What is your most fondest memories of your time in Amenophis and what is your biggest regrets ?

Of course there were up and downs in the 10 years active history of Amenophis but fortunately much more ups than downs. We had really a great time together. I had the privilege to play and make music together with talented people who became close friends of mine over the years. The biggest regrets might be the ideas and compositions that had never been recorded. However you never know, maybe we will open a third chapter one day.




Prog rock is now in fashion again. What is your view on today's scene ?

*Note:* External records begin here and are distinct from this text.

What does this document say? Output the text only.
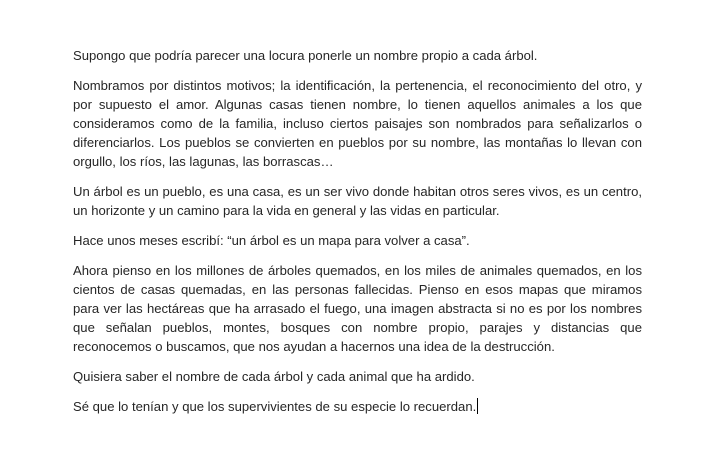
Supongo que podría parecer una locura ponerle un nombre propio a cada árbol.

Nombramos por distintos motivos; la identificación, la pertenencia, el reconocimiento del otro, y por supuesto el amor. Algunas casas tienen nombre, lo tienen aquellos animales a los que consideramos como de la familia, incluso ciertos paisajes son nombrados para señalizarlos o diferenciarlos. Los pueblos se convierten en pueblos por su nombre, las montañas lo llevan con orgullo, los ríos, las lagunas, las borrascas…

Un árbol es un pueblo, es una casa, es un ser vivo donde habitan otros seres vivos, es un centro, un horizonte y un camino para la vida en general y las vidas en particular.

Hace unos meses escribí: “un árbol es un mapa para volver a casa”.

Ahora pienso en los millones de árboles quemados, en los miles de animales quemados, en los cientos de casas quemadas, en las personas fallecidas. Pienso en esos mapas que miramos para ver las hectáreas que ha arrasado el fuego, una imagen abstracta si no es por los nombres que señalan pueblos, montes, bosques con nombre propio, parajes y distancias que reconocemos o buscamos, que nos ayudan a hacernos una idea de la destrucción.

Quisiera saber el nombre de cada árbol y cada animal que ha ardido.

Sé que lo tenían y que los supervivientes de su especie lo recuerdan.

I like the todayís prog rock scene very much. The scene today is even richer than in the 70s since influences from other styles enriches the entire genre. There are many creative and awesome playing bands with great ideas. It's great to see the scene living again. From my point of view the scene in the US appears to be bigger and more active than in Europe. Would be great to see the scene further growing particularly in Europe.

Just to wrap up this interview; what is your five all-time favourite albums ?

- in no particular order -
Greg Howe - Introspection
Dream Theater - Scenes From A Memory
Pink Floyd - The Dark Side Of The Moon
Yes - Close To THe Edge
Renaissance - A Song For All Seasons

Anything you want to add to this interview ?


Thank you for your interest in our music. It was a pleasure to make that interview!